What is the difference between DataParallel and DistributedDataParallel?

Dawny33 · August 11, 2017, 12:40pm

I am going through this imagenet example: https://github.com/pytorch/examples/blob/master/imagenet/main.py

And, in line 88, the module DistributedDataParallel is used. When I searched for the same in the docs, I haven’t found anything. Possible to redirect me to it if any such doc exist for the module.

Else, would like to know what is the difference between the DataParallel and DistributedDataParallel modules.

fmassa · August 11, 2017, 7:57pm

DataParallel is for performing training on multiple GPUs, single machine.
DistributedDataParallel is useful when you want to use multiple machines.

csarofeen · May 4, 2018, 4:54pm

Sorry for resurrecting this old thread. The answer above made some confusion with some folks I’ve talked to.

Distributed Data Parallel can very much be advantageous perf wise for single node multi-gpu runs. When run in a 1 gpu / process configuration Distributed Data Parallel can be beneficial as CPU based overheads are now spread across multiple processes.

Perf gains will especially be prominent in networks that have many small layers/operations. I primarily recommend to folks that they use single gpu / process Distributed Data Parallel over Data Parallel even for single node cases if they want to scale past 2 GPUs.

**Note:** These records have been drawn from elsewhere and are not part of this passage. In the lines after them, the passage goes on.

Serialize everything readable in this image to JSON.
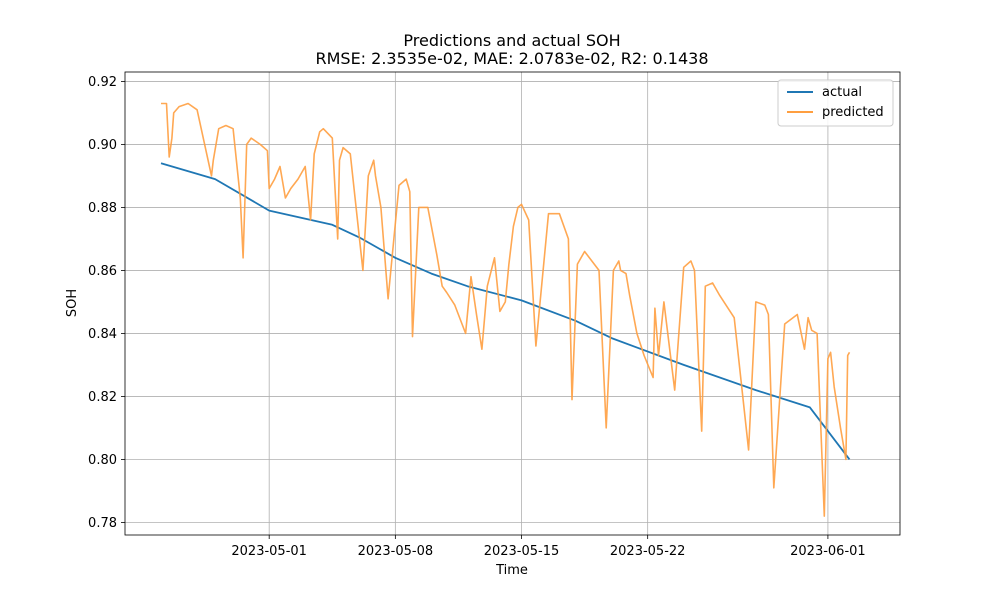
{
  "chart_data": {
    "type": "line",
    "title": "Predictions and actual SOH",
    "subtitle": "RMSE: 2.3535e-02, MAE: 2.0783e-02, R2: 0.1438",
    "xlabel": "Time",
    "ylabel": "SOH",
    "x_range": [
      "2023-04-23",
      "2023-06-05"
    ],
    "ylim": [
      0.776,
      0.923
    ],
    "x_ticks": [
      "2023-05-01",
      "2023-05-08",
      "2023-05-15",
      "2023-05-22",
      "2023-06-01"
    ],
    "y_ticks": [
      0.78,
      0.8,
      0.82,
      0.84,
      0.86,
      0.88,
      0.9,
      0.92
    ],
    "y_tick_labels": [
      "0.78",
      "0.80",
      "0.82",
      "0.84",
      "0.86",
      "0.88",
      "0.90",
      "0.92"
    ],
    "grid": true,
    "legend_position": "top-right",
    "series": [
      {
        "name": "actual",
        "color": "#1f77b4",
        "x": [
          "2023-04-25",
          "2023-04-28",
          "2023-05-01",
          "2023-05-04.5",
          "2023-05-06",
          "2023-05-08",
          "2023-05-10",
          "2023-05-12",
          "2023-05-15",
          "2023-05-18",
          "2023-05-20",
          "2023-05-24",
          "2023-05-28",
          "2023-05-31",
          "2023-06-02.2"
        ],
        "values": [
          0.894,
          0.889,
          0.879,
          0.8745,
          0.8705,
          0.864,
          0.859,
          0.855,
          0.8505,
          0.844,
          0.8385,
          0.83,
          0.822,
          0.8165,
          0.8
        ]
      },
      {
        "name": "predicted",
        "color": "#ff9f40",
        "x": [
          "2023-04-25",
          "2023-04-25.3",
          "2023-04-25.45",
          "2023-04-25.6",
          "2023-04-25.7",
          "2023-04-26",
          "2023-04-26.5",
          "2023-04-27",
          "2023-04-27.8",
          "2023-04-27.9",
          "2023-04-28.2",
          "2023-04-28.6",
          "2023-04-29",
          "2023-04-29.4",
          "2023-04-29.55",
          "2023-04-29.75",
          "2023-04-30",
          "2023-04-30.5",
          "2023-04-30.9",
          "2023-05-01",
          "2023-05-01.3",
          "2023-05-01.6",
          "2023-05-01.9",
          "2023-05-02.2",
          "2023-05-02.6",
          "2023-05-03",
          "2023-05-03.3",
          "2023-05-03.5",
          "2023-05-03.8",
          "2023-05-04",
          "2023-05-04.5",
          "2023-05-04.8",
          "2023-05-04.9",
          "2023-05-05.1",
          "2023-05-05.5",
          "2023-05-06.2",
          "2023-05-06.5",
          "2023-05-06.8",
          "2023-05-06.9",
          "2023-05-07.2",
          "2023-05-07.6",
          "2023-05-08.2",
          "2023-05-08.6",
          "2023-05-08.8",
          "2023-05-08.95",
          "2023-05-09.3",
          "2023-05-09.8",
          "2023-05-10.3",
          "2023-05-10.6",
          "2023-05-10.85",
          "2023-05-11.3",
          "2023-05-11.9",
          "2023-05-12.2",
          "2023-05-12.5",
          "2023-05-12.8",
          "2023-05-13.1",
          "2023-05-13.5",
          "2023-05-13.8",
          "2023-05-14.1",
          "2023-05-14.3",
          "2023-05-14.55",
          "2023-05-14.8",
          "2023-05-15",
          "2023-05-15.4",
          "2023-05-15.8",
          "2023-05-16.5",
          "2023-05-17.1",
          "2023-05-17.6",
          "2023-05-17.8",
          "2023-05-18.1",
          "2023-05-18.5",
          "2023-05-19.3",
          "2023-05-19.7",
          "2023-05-20.1",
          "2023-05-20.4",
          "2023-05-20.5",
          "2023-05-20.8",
          "2023-05-21",
          "2023-05-21.4",
          "2023-05-21.8",
          "2023-05-22.3",
          "2023-05-22.4",
          "2023-05-22.6",
          "2023-05-22.9",
          "2023-05-23.5",
          "2023-05-24",
          "2023-05-24.4",
          "2023-05-24.6",
          "2023-05-25",
          "2023-05-25.2",
          "2023-05-25.6",
          "2023-05-26",
          "2023-05-26.8",
          "2023-05-27.6",
          "2023-05-28",
          "2023-05-28.5",
          "2023-05-28.7",
          "2023-05-29",
          "2023-05-29.6",
          "2023-05-30.3",
          "2023-05-30.7",
          "2023-05-30.9",
          "2023-05-31.1",
          "2023-05-31.4",
          "2023-05-31.8",
          "2023-06-01",
          "2023-06-01.15",
          "2023-06-01.35",
          "2023-06-01.7",
          "2023-06-02",
          "2023-06-02.1",
          "2023-06-02.2"
        ],
        "values": [
          0.913,
          0.913,
          0.896,
          0.902,
          0.91,
          0.912,
          0.913,
          0.911,
          0.89,
          0.895,
          0.905,
          0.906,
          0.905,
          0.883,
          0.864,
          0.9,
          0.902,
          0.9,
          0.898,
          0.886,
          0.889,
          0.893,
          0.883,
          0.886,
          0.889,
          0.893,
          0.876,
          0.897,
          0.904,
          0.905,
          0.902,
          0.87,
          0.895,
          0.899,
          0.897,
          0.86,
          0.89,
          0.895,
          0.89,
          0.88,
          0.851,
          0.887,
          0.889,
          0.885,
          0.839,
          0.88,
          0.88,
          0.865,
          0.855,
          0.853,
          0.849,
          0.84,
          0.858,
          0.846,
          0.835,
          0.855,
          0.864,
          0.847,
          0.85,
          0.862,
          0.874,
          0.88,
          0.881,
          0.876,
          0.836,
          0.878,
          0.878,
          0.87,
          0.819,
          0.862,
          0.866,
          0.86,
          0.81,
          0.86,
          0.863,
          0.86,
          0.859,
          0.852,
          0.84,
          0.833,
          0.826,
          0.848,
          0.833,
          0.85,
          0.822,
          0.861,
          0.863,
          0.86,
          0.809,
          0.855,
          0.856,
          0.852,
          0.845,
          0.803,
          0.85,
          0.849,
          0.846,
          0.791,
          0.843,
          0.846,
          0.835,
          0.845,
          0.841,
          0.84,
          0.782,
          0.832,
          0.834,
          0.823,
          0.81,
          0.8,
          0.833,
          0.834
        ]
      }
    ]
  }
}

Toru · May 18, 2018, 2:37pm

Can you please elaborate on “When run in a 1 gpu / process configuration Distributed Data Parallel can be beneficial as CPU based overheads are now spread across multiple processes”? Thanks!

Hjjiang · April 1, 2021, 6:39am

Totally agree with you！
“I primarily recommend to folks that they use single gpu / process Distributed Data Parallel over Data Parallel even for single node cases if they want to scale past 2 GPUs.”